Deputy Speaker, the Independent Communications Authority of South Africa, Icasa, is frequently criticised for failing to fulfil its mandate of efficiently regulating the telecommunications and broadcasting sectors to ensure affordable, ubiquitous and high-quality communication services to all South Africans.
It lacks sufficient suitably qualified staff to produce high-calibre, largely technical work promptly. Its council of well-paid full-time councillors is frequently criticised for not adequately providing the regulatory landscape South Africa needs. The council is hindered in its work by not having sufficient councillors with the relevant technical knowledge to properly guide and oversee the work presented to it by an underresourced administration.

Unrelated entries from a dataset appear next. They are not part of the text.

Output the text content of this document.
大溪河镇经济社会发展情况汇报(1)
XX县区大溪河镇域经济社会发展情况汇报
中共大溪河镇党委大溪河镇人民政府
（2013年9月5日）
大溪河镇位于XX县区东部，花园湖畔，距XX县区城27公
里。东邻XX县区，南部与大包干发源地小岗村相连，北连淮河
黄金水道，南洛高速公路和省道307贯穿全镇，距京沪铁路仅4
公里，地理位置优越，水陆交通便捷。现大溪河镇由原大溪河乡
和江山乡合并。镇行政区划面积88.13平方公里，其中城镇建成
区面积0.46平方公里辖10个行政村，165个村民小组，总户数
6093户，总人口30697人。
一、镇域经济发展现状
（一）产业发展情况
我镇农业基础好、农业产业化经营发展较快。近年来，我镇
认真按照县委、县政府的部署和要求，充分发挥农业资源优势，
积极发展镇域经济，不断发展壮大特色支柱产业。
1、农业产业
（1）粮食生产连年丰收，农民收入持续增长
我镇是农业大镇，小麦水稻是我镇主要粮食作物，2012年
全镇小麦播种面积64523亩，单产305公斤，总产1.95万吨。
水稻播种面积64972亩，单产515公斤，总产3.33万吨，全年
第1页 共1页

Of the five candidates for the Icasa Council presented to this House today, the DA is of the opinion that two candidates will contribute little of value to accelerating the roll-out of the necessary regulations and monitoring the delivery of services. If this House perpetually appoints people with inappropriate skills and scant experience in the environment in which Icasa operates, we are all complicit in the entity's perpetual inability to deliver. How can we call these entities to account before the National Assembly if we are responsible for the inappropriate skills complement in the first place?
The candidates the DA opposes are Ms Nomonde Gongxeka and Mr Manyara Mohlaloga, both of whom are currently ANC cadres in government. Ms Gongxeka is with the SABC and Mr Mohlaloga is with the Department of Communications. And we take a dim view of the career trajectory from public servant to oversight body, as it is an indication of ministerial interference in an entity that should be valued for its independence.

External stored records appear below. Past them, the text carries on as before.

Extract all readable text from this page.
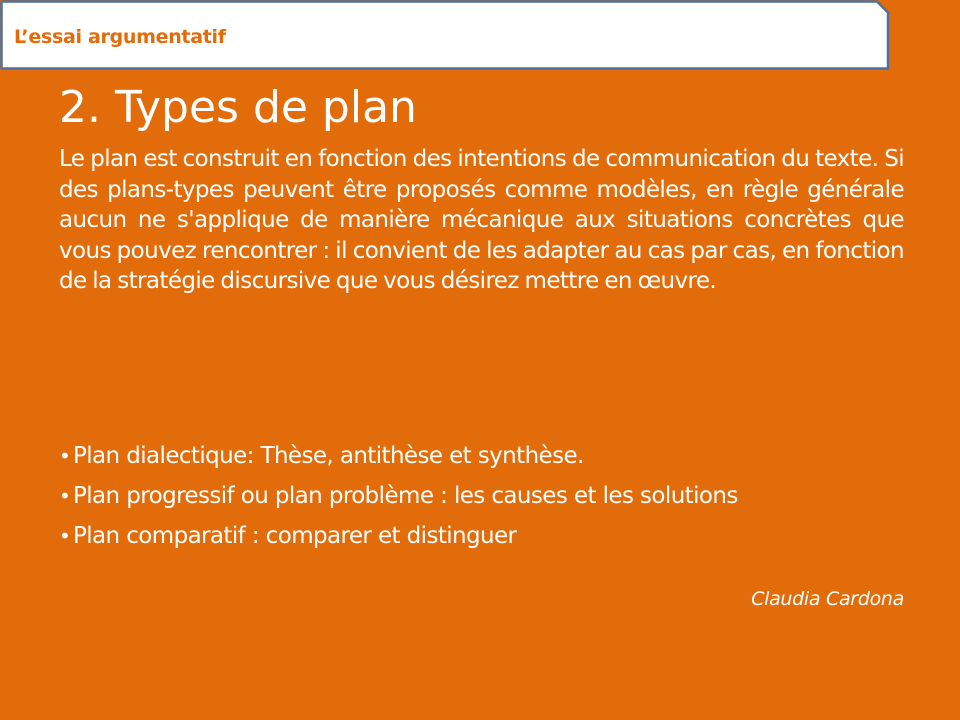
L’essai argumentatif
2. Types de plan

Le plan est construit en fonction des intentions de communication du texte. Si des plans-types peuvent être proposés comme modèles, en règle générale aucun ne s'applique de manière mécanique aux situations concrètes que vous pouvez rencontrer : il convient de les adapter au cas par cas, en fonction de la stratégie discursive que vous désirez mettre en œuvre.

• Plan dialectique: Thèse, antithèse et synthèse.
• Plan progressif ou plan problème : les causes et les solutions
• Plan comparatif : comparer et distinguer
Claudia Cardona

We also maintain that neither of these candidates has the required skills and experience for the job. This is particularly so in the case of Mr Mohlaloga whose career trajectory has been from the ANC Youth League to this House as an MP, and now to the Department of Communications, where his lack of leadership skills led to a delay in the submission of tenders by potential set-top box manufacturers.
The ANC's hard-line approach to the inclusion of these two candidates, at the expense of far better qualified individuals, clearly points to the fact that the ANC still favours cadre deployment and jobs for pals over service delivery. I thank you.